There are more than 20 million Americans suffering from asthma, and according to the American Academy of Allergy, Asthma, and Immunology, there are more than 5,000 asthma-related deaths each year. That's why I was alarmed by a study published last fall in Chest, the medical journal published by the American College of Chest Physicians, which showed that many asthmatics could be unknowingly misusing their inhalers -- meaning they won't get potentially life-saving medicine when they need it most. The problem stems from not understanding exactly how the canister of an asthma inhaler works. "Metered-dose inhalers all use a propellant of some sort," says Martha V. White, MD, director of research at the Institute for Asthma & Allergy, "and the actual medicine runs out before the propellant does." So even if you hear your canister working when you give it a squeeze, you might only be inhaling the propellant, and not the medicine. And that's a big problem.
DOING IT RIGHT
Even if you've been using an inhaler for years and think you're doing it right -- please, read this article anyway. You never know what you might learn. Here's how to do it right, according to Dr. White...
Count. All new metered-dose inhalers come with an automatic dose counter -- they need one in order to be approved by the FDA. If your inhaler doesn't have a counter, ask your doctor for a new prescription to get one with a counter. In the meantime, you'll need to count for yourself. Divide the number of times each day you use your inhaler by the number of doses in the canister -- that's how many days the canister will last. Mark it on the canister, and on a calendar.
Don't waste it. "Remember, every time you spray, it counts as a use," says Dr. White. "Even the first couple of sprays when you're priming the canister." And, according to Dr. White, you only need to prime your inhaler when you first put in a cartridge. If you're priming before each use, you're using medicine. Be sure to include this usage in your calculations.
Count some more.
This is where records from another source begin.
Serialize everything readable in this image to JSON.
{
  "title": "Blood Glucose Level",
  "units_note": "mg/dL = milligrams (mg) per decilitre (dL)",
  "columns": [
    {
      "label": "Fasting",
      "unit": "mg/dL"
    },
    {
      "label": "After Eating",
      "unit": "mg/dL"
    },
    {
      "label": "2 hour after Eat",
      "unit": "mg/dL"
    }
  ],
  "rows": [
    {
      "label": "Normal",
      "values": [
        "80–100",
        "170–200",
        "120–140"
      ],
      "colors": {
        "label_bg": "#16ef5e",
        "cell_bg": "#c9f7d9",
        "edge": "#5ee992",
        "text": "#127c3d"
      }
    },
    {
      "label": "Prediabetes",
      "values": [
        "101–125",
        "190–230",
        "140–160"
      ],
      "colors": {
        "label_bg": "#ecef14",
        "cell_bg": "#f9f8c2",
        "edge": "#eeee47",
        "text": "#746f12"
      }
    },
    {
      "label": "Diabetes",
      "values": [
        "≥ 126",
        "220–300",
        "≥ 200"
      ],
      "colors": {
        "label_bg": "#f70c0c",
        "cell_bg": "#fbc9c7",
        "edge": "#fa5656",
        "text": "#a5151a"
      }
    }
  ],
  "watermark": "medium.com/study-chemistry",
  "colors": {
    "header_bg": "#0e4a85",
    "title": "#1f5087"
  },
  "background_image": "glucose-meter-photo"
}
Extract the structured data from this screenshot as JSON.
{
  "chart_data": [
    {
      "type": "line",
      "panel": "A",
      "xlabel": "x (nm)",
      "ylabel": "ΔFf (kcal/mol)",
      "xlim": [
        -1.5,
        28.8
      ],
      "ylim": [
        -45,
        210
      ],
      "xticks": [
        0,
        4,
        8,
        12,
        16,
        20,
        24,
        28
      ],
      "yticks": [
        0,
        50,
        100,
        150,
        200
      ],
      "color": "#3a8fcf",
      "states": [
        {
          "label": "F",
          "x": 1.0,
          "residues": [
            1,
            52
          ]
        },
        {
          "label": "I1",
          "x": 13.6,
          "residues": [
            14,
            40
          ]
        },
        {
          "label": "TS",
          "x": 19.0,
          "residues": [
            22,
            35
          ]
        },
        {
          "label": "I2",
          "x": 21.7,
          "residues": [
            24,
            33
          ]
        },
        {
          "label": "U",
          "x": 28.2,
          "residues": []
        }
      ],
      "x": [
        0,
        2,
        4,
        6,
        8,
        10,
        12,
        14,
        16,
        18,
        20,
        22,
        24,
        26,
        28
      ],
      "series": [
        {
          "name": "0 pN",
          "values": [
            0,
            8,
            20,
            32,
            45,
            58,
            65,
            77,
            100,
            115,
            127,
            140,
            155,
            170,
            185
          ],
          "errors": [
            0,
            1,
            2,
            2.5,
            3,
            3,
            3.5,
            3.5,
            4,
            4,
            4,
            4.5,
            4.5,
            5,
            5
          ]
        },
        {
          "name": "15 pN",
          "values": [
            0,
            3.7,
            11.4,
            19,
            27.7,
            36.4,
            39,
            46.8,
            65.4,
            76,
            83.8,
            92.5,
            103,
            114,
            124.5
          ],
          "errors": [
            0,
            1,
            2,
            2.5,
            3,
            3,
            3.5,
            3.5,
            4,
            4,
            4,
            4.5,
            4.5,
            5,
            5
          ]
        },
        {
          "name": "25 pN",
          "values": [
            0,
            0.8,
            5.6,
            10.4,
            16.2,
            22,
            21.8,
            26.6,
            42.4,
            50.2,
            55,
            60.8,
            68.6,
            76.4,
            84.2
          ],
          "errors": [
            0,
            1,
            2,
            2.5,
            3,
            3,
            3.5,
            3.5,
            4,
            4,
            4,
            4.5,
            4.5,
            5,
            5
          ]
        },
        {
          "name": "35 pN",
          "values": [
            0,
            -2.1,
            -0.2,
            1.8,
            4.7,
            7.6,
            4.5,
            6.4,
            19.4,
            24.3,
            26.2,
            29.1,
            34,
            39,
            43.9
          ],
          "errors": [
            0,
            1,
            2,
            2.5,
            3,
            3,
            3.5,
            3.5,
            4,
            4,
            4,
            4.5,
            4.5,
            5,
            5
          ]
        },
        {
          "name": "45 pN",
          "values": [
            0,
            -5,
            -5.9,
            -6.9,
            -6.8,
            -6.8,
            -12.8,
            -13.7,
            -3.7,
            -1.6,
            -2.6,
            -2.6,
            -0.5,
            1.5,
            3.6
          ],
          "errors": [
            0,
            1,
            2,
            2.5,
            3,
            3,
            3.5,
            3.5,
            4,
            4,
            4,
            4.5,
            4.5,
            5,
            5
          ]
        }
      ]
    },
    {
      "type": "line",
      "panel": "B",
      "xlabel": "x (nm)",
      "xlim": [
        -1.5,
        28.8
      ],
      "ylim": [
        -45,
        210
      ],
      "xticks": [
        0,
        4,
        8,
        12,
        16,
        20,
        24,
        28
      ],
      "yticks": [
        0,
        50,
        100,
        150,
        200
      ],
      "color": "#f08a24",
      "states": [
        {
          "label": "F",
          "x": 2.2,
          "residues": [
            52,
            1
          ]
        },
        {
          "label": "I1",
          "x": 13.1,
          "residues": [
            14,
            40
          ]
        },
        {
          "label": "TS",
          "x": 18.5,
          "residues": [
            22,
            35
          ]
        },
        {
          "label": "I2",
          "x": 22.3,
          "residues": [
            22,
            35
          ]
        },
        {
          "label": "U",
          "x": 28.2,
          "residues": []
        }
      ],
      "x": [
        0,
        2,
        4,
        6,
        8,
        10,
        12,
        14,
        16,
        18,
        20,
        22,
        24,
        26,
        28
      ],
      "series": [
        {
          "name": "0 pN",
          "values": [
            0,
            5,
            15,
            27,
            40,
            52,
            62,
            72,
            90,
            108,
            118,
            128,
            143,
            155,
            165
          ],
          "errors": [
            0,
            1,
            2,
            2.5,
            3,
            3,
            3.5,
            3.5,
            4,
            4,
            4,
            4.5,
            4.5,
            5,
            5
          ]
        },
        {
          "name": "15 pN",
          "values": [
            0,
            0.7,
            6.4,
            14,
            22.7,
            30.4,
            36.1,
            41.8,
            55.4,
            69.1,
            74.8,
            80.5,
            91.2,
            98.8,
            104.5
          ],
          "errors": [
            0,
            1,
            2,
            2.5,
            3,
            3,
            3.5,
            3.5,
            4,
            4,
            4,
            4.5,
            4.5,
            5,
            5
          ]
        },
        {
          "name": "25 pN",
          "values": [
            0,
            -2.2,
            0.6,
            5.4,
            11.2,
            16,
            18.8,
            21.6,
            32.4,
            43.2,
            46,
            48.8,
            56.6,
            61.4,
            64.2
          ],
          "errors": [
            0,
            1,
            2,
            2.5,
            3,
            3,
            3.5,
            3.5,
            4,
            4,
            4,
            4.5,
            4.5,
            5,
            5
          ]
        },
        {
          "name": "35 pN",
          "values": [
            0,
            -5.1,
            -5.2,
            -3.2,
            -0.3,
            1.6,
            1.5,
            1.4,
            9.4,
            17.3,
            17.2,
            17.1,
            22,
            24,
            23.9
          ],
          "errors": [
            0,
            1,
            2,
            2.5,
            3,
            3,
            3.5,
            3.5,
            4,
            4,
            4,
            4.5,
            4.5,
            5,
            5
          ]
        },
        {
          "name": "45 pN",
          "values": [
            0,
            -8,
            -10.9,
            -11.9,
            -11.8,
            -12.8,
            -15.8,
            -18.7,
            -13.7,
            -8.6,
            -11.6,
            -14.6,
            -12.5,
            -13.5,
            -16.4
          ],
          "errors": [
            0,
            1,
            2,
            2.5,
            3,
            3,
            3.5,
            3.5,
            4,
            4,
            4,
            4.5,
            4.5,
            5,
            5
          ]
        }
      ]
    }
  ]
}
Most physicians recommend that the puff is inhaled and held for 10 seconds, or as long as is comfortable, to deliver the full dose.
Carry a spare. Bronchodilators -- asthma medications that quickly relax the lungs during an attack -- can be harder to track because they aren't used on a daily basis. That's why Dr. White recommends always carrying a spare canister. "If your asthma medication suddenly stops working, you can trash the canister and go to a new one," she says.
Consider a nebulizer. Those who have difficulty taking a deep breath and holding it -- a must for any asthma medication -- should consider using a nebulizer, a machine-and-mask system that delivers medicine over a five-minute period. This is especially useful for infants, the elderly and people who have bad asthma attacks.
Know when to get help. If you feel as though your asthma symptoms have changed or you've had to go to the emergency room (or if your asthmatic child is suddenly very lethargic) talk to your health-care provider about what you're experiencing. Perhaps it's time to review your medications as well as diet, nutrition and exercise programs. A simple change could have you back up and running. Literally.